Over the years I’ve writ­ten let­ters I’ll nev­er send, let­ters to my dead, let­ters to lovers, let­ters from an earth­bound poet to an astro­naut in space (and back), who were both, of course, parts of the speaker’s self need­ing dis­tance to be seen/to see clear­ly, to try make sense of what it means to be alive. Always they’ve been let­ters of miss­ing. Recent­ly, the per­son I’ve been missing—who I was afraid I might nev­er see—was me, specif­i­cal­ly Future Me. If I wasn’t wor­ried she wouldn’t arrive, I was wait­ing impa­tient­ly for her, as if mov­ing through trau­ma and grief and an espe­cial­ly dif­fi­cult year could have an end goal dressed in a bet­ter ver­sion of me wait­ing at the oth­er side of the seem­ing­ly nev­er-end­ing tun­nel.

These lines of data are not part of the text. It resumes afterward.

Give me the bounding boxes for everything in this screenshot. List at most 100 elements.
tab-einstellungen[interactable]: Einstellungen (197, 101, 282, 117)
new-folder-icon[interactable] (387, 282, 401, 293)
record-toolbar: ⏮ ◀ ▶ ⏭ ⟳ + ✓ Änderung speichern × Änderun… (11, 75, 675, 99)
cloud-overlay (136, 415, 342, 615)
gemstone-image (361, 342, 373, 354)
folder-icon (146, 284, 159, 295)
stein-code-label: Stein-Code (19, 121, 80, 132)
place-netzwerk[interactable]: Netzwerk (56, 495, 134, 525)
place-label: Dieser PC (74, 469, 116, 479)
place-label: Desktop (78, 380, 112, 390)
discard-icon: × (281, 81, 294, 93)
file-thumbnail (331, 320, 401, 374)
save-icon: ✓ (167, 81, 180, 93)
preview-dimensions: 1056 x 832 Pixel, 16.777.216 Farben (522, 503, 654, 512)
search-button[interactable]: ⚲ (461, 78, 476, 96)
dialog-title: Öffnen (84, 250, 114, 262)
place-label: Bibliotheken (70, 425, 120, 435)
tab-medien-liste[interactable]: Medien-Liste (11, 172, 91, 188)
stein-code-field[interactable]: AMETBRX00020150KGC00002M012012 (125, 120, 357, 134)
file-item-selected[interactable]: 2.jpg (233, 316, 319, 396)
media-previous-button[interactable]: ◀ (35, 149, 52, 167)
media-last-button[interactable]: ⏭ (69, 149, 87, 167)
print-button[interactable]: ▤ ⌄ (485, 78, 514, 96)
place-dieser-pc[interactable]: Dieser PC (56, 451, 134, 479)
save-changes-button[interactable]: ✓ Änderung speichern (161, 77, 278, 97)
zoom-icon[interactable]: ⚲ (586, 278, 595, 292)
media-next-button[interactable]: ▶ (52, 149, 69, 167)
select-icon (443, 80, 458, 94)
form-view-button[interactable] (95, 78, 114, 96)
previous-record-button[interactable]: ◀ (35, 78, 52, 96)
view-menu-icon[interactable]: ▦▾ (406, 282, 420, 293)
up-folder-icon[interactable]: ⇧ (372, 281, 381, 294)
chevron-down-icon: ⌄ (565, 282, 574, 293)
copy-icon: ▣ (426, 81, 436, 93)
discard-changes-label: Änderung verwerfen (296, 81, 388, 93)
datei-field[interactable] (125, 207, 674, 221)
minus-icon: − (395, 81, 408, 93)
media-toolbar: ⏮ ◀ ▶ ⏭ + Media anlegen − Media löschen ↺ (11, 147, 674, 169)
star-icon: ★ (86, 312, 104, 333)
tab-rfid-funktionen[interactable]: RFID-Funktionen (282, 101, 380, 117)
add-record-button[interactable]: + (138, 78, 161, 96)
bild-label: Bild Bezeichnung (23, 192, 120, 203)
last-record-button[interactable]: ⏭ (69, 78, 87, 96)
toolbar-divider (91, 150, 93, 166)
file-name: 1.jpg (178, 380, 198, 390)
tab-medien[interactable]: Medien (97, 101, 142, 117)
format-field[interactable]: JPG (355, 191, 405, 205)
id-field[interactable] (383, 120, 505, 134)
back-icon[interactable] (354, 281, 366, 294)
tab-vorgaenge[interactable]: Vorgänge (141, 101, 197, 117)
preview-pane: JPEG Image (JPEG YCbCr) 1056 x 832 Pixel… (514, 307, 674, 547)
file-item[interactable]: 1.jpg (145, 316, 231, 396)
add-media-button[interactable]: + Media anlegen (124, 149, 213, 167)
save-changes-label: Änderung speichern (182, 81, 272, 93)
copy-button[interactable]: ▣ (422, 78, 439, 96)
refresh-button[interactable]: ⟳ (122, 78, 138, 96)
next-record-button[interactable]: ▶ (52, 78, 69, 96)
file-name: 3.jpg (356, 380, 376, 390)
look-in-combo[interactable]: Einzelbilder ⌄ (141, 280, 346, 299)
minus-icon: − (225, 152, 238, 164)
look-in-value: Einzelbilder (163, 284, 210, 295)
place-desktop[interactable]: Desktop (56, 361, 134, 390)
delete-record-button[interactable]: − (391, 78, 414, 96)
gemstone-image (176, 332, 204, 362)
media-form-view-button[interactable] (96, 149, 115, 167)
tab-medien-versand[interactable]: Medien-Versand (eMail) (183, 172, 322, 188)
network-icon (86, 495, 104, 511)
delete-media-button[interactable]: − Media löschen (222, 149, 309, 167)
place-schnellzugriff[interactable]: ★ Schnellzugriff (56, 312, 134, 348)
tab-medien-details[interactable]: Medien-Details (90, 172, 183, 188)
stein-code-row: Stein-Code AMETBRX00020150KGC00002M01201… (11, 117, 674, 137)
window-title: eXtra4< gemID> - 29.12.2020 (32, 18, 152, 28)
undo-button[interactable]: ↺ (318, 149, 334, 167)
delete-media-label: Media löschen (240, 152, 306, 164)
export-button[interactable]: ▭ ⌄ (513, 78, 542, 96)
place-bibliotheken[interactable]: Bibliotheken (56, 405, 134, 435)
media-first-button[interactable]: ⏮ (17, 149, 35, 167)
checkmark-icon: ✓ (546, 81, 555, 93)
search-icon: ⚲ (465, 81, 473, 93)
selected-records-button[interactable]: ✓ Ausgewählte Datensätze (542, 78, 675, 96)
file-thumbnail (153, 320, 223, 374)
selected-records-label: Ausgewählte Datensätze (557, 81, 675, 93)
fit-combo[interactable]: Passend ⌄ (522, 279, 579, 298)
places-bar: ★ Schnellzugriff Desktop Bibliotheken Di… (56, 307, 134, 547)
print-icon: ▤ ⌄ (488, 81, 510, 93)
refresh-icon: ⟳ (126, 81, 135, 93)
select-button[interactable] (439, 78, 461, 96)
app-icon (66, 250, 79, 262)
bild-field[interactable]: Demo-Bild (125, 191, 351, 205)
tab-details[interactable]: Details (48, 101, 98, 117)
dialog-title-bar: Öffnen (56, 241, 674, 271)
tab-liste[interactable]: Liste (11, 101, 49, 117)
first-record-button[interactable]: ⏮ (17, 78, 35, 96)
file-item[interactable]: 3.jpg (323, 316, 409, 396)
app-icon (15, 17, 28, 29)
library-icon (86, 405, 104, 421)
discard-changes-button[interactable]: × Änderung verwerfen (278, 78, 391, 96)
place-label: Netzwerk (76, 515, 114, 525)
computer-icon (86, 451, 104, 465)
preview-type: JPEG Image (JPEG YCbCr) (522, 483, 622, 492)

The heavy­hand­ed and all-too-famil­iar metaphor aside, I’ve been writ­ing to her as a way to make a list, maybe, of what I might like to see in my future (or not), and then she wrote back. This work, I guess, is a flare sent into dark­ness, and I’m mak­ing room for it because even if I can’t see clear­ly just yet, still, I have to tend the desire to keep look­ing. This is how I know to look.

 

Lisa Fay Cout­ley is the author of HOST (Wis­con­sin Poet­ry Series, forth­com­ing 2024), teth­er (Black­Lawrence Press, 2020), Erra­ta (South­ern Illi­nois Uni­ver­si­ty, 2015), win­ner of the Crab Orchard Series in Poet­ry Open Com­pe­ti­tion, In the Car­ni­val of Breath­ing (BLP, 2011), win­ner of the Black Riv­er Chap­book Com­pe­ti­tion, and Small Girl: Micromem­oirs (Har­bor Edi­tions, 2024). She is also the edi­tor of the grief anthol­o­gy, In the Tem­pered Dark: Con­tem­po­rary Poets Tran­scend­ing Ele­gy (BLP, 2024). She is an NEA Fel­low, Asso­ciate Pro­fes­sor of Poet­ry & CNF in the Writer’s Work­shop at the Uni­ver­si­ty of Nebras­ka Oma­ha, and Chap­book Series Edi­tor at Black Lawrence Press.